Golf has its fair share of unique terms and phrases, and one of them is the “flyer.” So, what exactly is a flyer in golf? Let’s dive into it.

Understanding the Flyer

A flyer refers to a golf shot that flies further than expected. It usually occurs when hitting from short to medium-length rough, also known as a “flyer lie.” When there is grass behind the golf ball, it becomes challenging to hit the ball without getting grass trapped between the ball and the clubface.

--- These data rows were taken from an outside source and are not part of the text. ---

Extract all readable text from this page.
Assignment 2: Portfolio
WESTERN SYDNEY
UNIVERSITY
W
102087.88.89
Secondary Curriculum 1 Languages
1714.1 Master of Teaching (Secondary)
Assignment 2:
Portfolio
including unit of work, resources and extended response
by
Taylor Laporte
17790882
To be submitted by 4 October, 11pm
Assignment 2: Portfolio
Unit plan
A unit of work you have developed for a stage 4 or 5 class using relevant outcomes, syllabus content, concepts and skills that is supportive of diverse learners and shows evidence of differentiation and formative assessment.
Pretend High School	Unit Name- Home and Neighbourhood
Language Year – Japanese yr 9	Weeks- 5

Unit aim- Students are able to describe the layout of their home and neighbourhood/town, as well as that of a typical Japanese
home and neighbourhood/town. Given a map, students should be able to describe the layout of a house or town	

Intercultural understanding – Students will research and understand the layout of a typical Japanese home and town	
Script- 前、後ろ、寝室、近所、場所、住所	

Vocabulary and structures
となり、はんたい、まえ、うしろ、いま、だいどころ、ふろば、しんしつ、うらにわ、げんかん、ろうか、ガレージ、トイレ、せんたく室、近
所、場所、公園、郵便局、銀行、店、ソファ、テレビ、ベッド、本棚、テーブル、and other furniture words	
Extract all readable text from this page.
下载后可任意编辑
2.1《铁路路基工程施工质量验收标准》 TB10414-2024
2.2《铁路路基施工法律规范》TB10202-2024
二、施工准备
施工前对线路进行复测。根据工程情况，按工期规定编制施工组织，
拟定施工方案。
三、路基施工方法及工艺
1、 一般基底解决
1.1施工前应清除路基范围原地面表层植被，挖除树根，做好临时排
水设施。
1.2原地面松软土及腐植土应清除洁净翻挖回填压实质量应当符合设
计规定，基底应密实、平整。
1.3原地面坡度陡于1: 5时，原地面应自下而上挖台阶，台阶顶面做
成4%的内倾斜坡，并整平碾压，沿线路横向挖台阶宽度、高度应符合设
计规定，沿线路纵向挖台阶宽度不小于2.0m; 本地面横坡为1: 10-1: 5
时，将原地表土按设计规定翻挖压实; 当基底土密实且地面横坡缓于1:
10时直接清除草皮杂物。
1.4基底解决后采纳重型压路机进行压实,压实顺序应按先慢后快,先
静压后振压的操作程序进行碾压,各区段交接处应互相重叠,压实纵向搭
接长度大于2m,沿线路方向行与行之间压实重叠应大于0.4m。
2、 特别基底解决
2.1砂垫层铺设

How to Identify a Flyer Lie

To identify a flyer lie, the first thing you should do when you get to your ball is to evaluate your lie. You will rarely catch a flyer off the fairway or out of thick rough. If your golf ball is in the fairway or even the first cut of rough, the grass is likely not long enough to get caught between the clubface and ball. However, if your ball is sitting down and surrounded by medium-length rough, you likely have a flyer lie.

Factors Affecting Flyers

Flyers are most commonly hit with 6, 7, 8, or 9 irons due to their trajectory and the amount of spin they create. Additionally, flyers can be more common on wet days. Water on the ball, grass, or clubface reduces friction, which in turn reduces spin rates. This is one of the reasons why PGA tour players always ensure the clubface is as dry as possible before hitting a shot.

Playing a Flyer Lie

Playing a flyer lie can be challenging, even for professionals. The amount of spin the lie is going to take off a shot is difficult to predict. However, here are some options depending on your lie and skill level:

  • Club down: Consider using a club that is lower in loft, possibly even more than 1 club if there are significant hazards behind the green.
  • Choke down: Choking down on the club increases control while reducing swing speed due to the reduction in club length/swing arc.
  • Open the clubface: Opening the clubface at impact causes the ball to fly higher than normal.

Strategy When Dealing With a Flyer Lie

When facing a flyer lie, it is crucial to play smart and know your skill level. Assess the situation and make an informed decision. For example, if you have an obvious flyer lie with water behind the green and a middle pin at 178 yards, you may need to consider laying up or purposely missing short. This way, you can avoid the risk of going long and potentially finding trouble beyond the green.

Always focus on avoiding the big miss and make strategic choices that suit your game.

Remember, understanding the nuances of different lies and shots in golf can greatly improve your performance on the course.


Now that you know what a flyer is in golf, you can better navigate situations where this shot may come into play. By evaluating your lie, making necessary adjustments, and strategically planning your shots, you can improve your chances of success on the course.